What Took You So Long: Ledge Doubts Beebe's Numbers

At long last I read a report that some lawmakers are beginning to question the Beebe administration's budget numbers. What finally did it for them is the revelation that the tobacco tax they just voted in would not raise all the money needed to fulfill all the promises Governor Beebe made to get them to vote for it. It will be eight or nine percent light. The reason given is that they did not calculate the effects that a big federal tax increase on cigarettes would have on purchases, even though they knew that increase was coming. In short, Beebe's budget people gave the ledge bad numbers when it just as easily could have given them good ones, but the good projections did not contain enough money to buy the needed number of votes.

With winter-molasses slowness it becomes apparent to members of the ledge what we at The Watch have been saying for a while now.

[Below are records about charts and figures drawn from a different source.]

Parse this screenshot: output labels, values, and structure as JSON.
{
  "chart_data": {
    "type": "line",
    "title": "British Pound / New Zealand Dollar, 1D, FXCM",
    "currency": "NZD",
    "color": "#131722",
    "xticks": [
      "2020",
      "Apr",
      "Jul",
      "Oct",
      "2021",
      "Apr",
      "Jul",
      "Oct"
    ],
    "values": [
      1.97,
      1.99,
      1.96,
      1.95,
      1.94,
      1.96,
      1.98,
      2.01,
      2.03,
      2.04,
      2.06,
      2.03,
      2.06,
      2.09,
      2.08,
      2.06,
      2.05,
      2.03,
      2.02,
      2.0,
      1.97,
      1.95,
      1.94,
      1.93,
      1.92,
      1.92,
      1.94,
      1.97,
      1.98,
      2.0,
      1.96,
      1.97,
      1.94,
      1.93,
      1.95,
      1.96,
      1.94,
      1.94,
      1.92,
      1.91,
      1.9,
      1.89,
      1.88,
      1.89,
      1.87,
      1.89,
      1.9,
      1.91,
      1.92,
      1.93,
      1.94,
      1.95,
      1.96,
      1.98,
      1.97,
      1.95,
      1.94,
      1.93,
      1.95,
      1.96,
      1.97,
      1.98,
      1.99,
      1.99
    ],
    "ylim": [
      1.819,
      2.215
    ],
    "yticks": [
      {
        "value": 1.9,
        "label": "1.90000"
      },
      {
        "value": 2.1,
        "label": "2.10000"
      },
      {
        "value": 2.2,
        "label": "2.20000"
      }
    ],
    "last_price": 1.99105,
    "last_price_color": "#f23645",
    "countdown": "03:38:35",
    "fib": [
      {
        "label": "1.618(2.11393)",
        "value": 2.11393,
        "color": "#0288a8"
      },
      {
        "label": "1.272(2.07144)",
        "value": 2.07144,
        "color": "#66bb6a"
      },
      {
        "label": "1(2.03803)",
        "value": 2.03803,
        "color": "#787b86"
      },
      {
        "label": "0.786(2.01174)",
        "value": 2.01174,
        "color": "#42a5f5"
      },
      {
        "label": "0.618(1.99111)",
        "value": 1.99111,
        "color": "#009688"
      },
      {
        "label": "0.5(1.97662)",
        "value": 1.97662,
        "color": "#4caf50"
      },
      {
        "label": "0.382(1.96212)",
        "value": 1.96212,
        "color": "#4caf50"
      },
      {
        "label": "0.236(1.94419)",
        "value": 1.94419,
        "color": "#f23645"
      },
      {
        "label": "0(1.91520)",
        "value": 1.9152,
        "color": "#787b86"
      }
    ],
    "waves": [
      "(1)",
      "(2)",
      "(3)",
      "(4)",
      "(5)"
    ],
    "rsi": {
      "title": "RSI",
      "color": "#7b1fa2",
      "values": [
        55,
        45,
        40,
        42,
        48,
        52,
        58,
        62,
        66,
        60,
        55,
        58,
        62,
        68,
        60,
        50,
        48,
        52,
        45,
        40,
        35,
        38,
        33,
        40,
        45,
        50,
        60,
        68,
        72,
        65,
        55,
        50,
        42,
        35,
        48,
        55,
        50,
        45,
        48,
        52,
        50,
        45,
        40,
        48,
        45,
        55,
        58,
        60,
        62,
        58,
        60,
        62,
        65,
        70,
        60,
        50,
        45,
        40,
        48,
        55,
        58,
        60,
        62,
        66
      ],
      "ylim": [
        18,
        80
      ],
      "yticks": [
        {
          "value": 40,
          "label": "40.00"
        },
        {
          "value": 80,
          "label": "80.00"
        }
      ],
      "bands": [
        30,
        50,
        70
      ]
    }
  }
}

You cannot trust this man. You can't trust the numbers that come from his department. Let's take a little trip down memory lane so you can see that this is not the first time something like this has happened.....

Remember when the Governor called a special session for the severance tax increase and was determined to send 95% of the revenues to roads (where as the tax before had gone to general revenues)? He took heat for increasing taxes at a time when the state was already sitting on a large surplus but Arkansas families were hurting.

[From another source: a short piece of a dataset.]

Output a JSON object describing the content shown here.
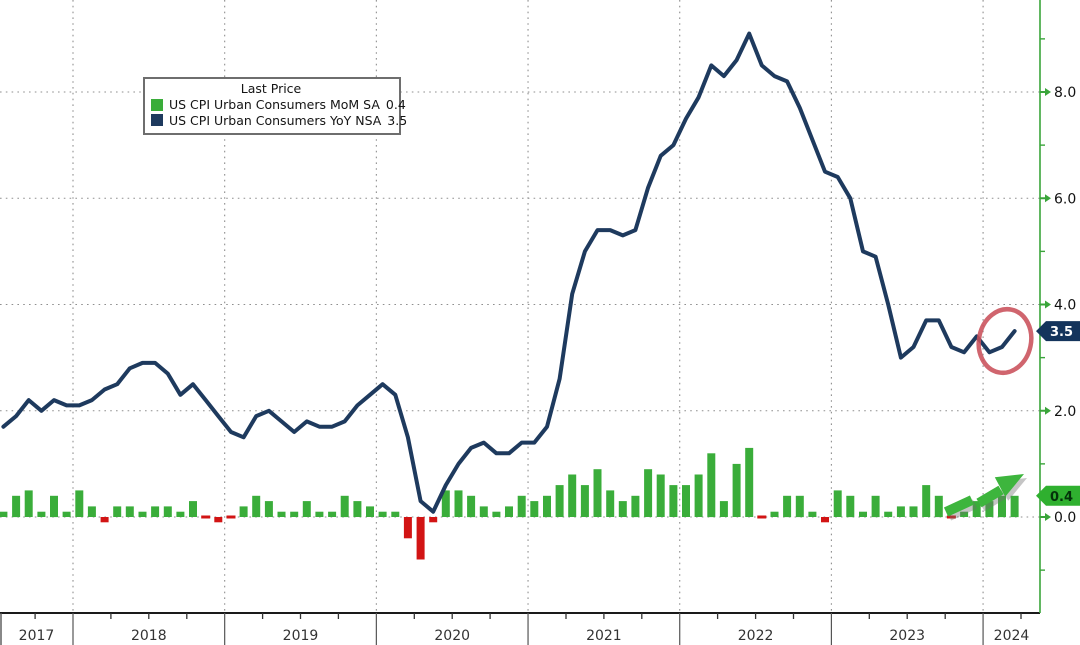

As if in magic response to that complaint, there was an early and mysterious release of budget numbers that suddenly predicted a 107 million dollar "shortfall" in general revenues a week after the special session ended. "That's weird" said budget director Richard Wilson when he learned of the unexpected release of the data. And it was.

Of course it may have gotten him off the hook with why he did not give a tax cut, but it was a huge "dissing" of the legislature. They were called in not only to greatly increase the severance tax rate, but also to re-direct it from going into general revenues to going to a special highway fund with the specific roads to be built coming later. So a week after they re-direct the revenues the Governor's budget office says, "Whoops, there will be a shortfall in general revenues next year."

Why didn't the Governor tell them that before they voted to redirect the funds? He was treating them like mushrooms, keeping them in the dark and feeding them fecal matter. You can go to that link for the details, including an amazing attempt by Beebe to claim that there was no connection between the general revenue fund and the highway fund just established by re-directing monies away from general revenues! No one could accept his statements at face value, but apparently people are used to being lied to in that business, because they seemed to shrug it right off.

But maybe they were not mad because the claims of a "budget shortfall" were just political cover for Beebe keeping all of the tax increase and not giving a tax cut even though the state had a surplus. You see despite the claims of a projected "shortfall" the actual revenue numbers showed that the state continued to pile up a surplus.

The whole mess got so confusing that I wrote in a column called "notes from all over":
So will the revenues be up or down? They are projected to be whatever is convenient for Governor Beebe at the moment.

PS- we should still be watchful that the Governor does not attempt to use some of the tobacco tax money to fund an increase in the number of taxpayer funded abortions in this state as we predicted. What can you expect from a man who looks at you with a straight face and tells you that "borrowing is not a tax increase"? It IS, just for your kids when they have to pay it back rather than for you now.